Despite expectations that the 2023 general election will further erode confidence in the Nigerian stock market, markets opened the week on a positive note yesterday, extending last week’s gains as the benchmark closed by 0.69% to settle at 55,328.42 points.
Some experts have said that the stock market has defied the 2022 election swings thanks to expected full-year dividend payments and hope that the results will not lead the country into an unimaginable crisis.
On Market Performance; Trading in the market heavyweights like BUA foods which rose at +4,65% as well as top bank Zenith Bank at +0.78%, GTCO at +1.96% and Stanbic IBTC at +10.00% kept the stock market in the green zone. Consequently, year-to-date (YTD) returns rose to 7.96%, while market capitalization increased by N207 billion to N30.1 billion. Further analysis of the day market trading showed that the trading volume decreased compared to the previous session when the value of transactions decreased by 38.84%. A total of 149.78 million shares were exchanged with a value of 1.54 billion were exchanged in 3,186 transactions. Oando led the number of transactions with 62.6 million units traded, up +10.00%, while Zenith Bank was up 0.78% with transactions valued at N205.55 million.
What do the experts are saying; Chairman of New Dimension Shareholders Association Patrick Ajudua said the political momentum has not turned into chaos robbing the market of confidence.
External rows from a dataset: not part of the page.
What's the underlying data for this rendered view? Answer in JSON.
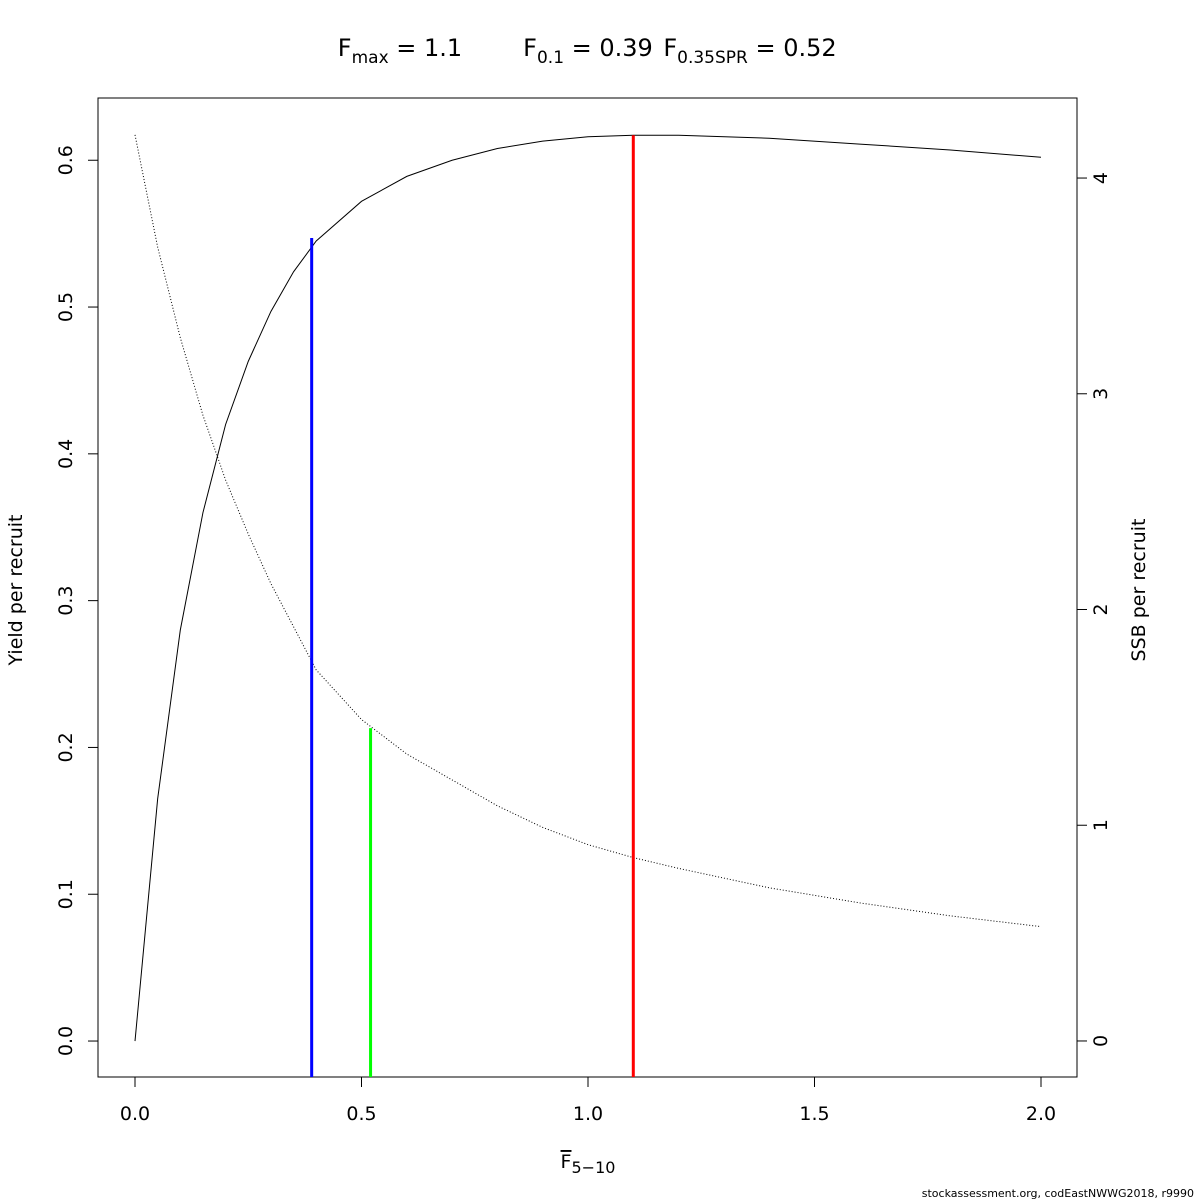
{
  "chart_data": {
    "type": "line",
    "title": [
      {
        "main": "F",
        "sub": "max",
        "rest": " = 1.1"
      },
      {
        "main": "F",
        "sub": "0.1",
        "rest": " = 0.39"
      },
      {
        "main": "F",
        "sub": "0.35SPR",
        "rest": " = 0.52"
      }
    ],
    "x_label": {
      "main": "F",
      "sub": "5−10"
    },
    "y_label": "Yield per recruit",
    "y2_label": "SSB per recruit",
    "footer": "stockassessment.org, codEastNWWG2018, r9990",
    "x": [
      0,
      0.05,
      0.1,
      0.15,
      0.2,
      0.25,
      0.3,
      0.35,
      0.4,
      0.5,
      0.6,
      0.7,
      0.8,
      0.9,
      1.0,
      1.1,
      1.2,
      1.4,
      1.6,
      1.8,
      2.0
    ],
    "series": [
      {
        "name": "Yield per recruit",
        "color": "#000000",
        "style": "solid",
        "values": [
          0,
          0.165,
          0.28,
          0.36,
          0.42,
          0.463,
          0.497,
          0.524,
          0.545,
          0.572,
          0.589,
          0.6,
          0.608,
          0.613,
          0.616,
          0.617,
          0.617,
          0.615,
          0.611,
          0.607,
          0.602
        ]
      },
      {
        "name": "SSB per recruit",
        "color": "#000000",
        "style": "dotted",
        "axis": "y2",
        "values": [
          4.2,
          3.68,
          3.26,
          2.9,
          2.6,
          2.35,
          2.12,
          1.92,
          1.72,
          1.49,
          1.33,
          1.21,
          1.09,
          0.99,
          0.91,
          0.85,
          0.8,
          0.71,
          0.64,
          0.58,
          0.53
        ]
      }
    ],
    "reference_lines": [
      {
        "x": 1.1,
        "top": 0.617,
        "axis": "y",
        "color": "#ff0000"
      },
      {
        "x": 0.39,
        "top": 0.547,
        "axis": "y",
        "color": "#0000ff"
      },
      {
        "x": 0.52,
        "top": 1.45,
        "axis": "y2",
        "color": "#00ff00"
      }
    ],
    "xlim": [
      -0.0817,
      2.0795
    ],
    "xticks": [
      {
        "value": 0,
        "label": "0.0"
      },
      0.5,
      {
        "value": 1,
        "label": "1.0"
      },
      1.5,
      {
        "value": 2,
        "label": "2.0"
      }
    ],
    "ylim": [
      -0.0245,
      0.6424
    ],
    "yticks": [
      {
        "value": 0,
        "label": "0.0"
      },
      0.1,
      0.2,
      0.3,
      0.4,
      0.5,
      0.6
    ],
    "y2lim": [
      -0.167,
      4.371
    ],
    "y2ticks": [
      0,
      1,
      2,
      3,
      4
    ]
  }
}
He added that portfolio investors are positioning themselves for dividend payments, which some listed companies have already started declaring. This explains why the market remained in the twilight of the election.
Reacting to the development, David Adonri, Vice President of Hicap Securities Limited also said that the current political uncertainty is determining the stock market as investors look forward to a bright performing environment. He added that the activities of political gladiators seem to favour the market in the short term, and due to the lack of cash, some investors direct their money to other financial instruments, such as shares.
In another expert report, CEO of Arthur Steven Asset Management Ltd, Olatunde Amolegbe said NGX has seen demographic changes in recent years. He noted that the COVID-19 pandemic and exchange rates have pushed international investors out of the market and local investors who don’t have to worry about the exchange rate and are likely to be more optimistic about their country.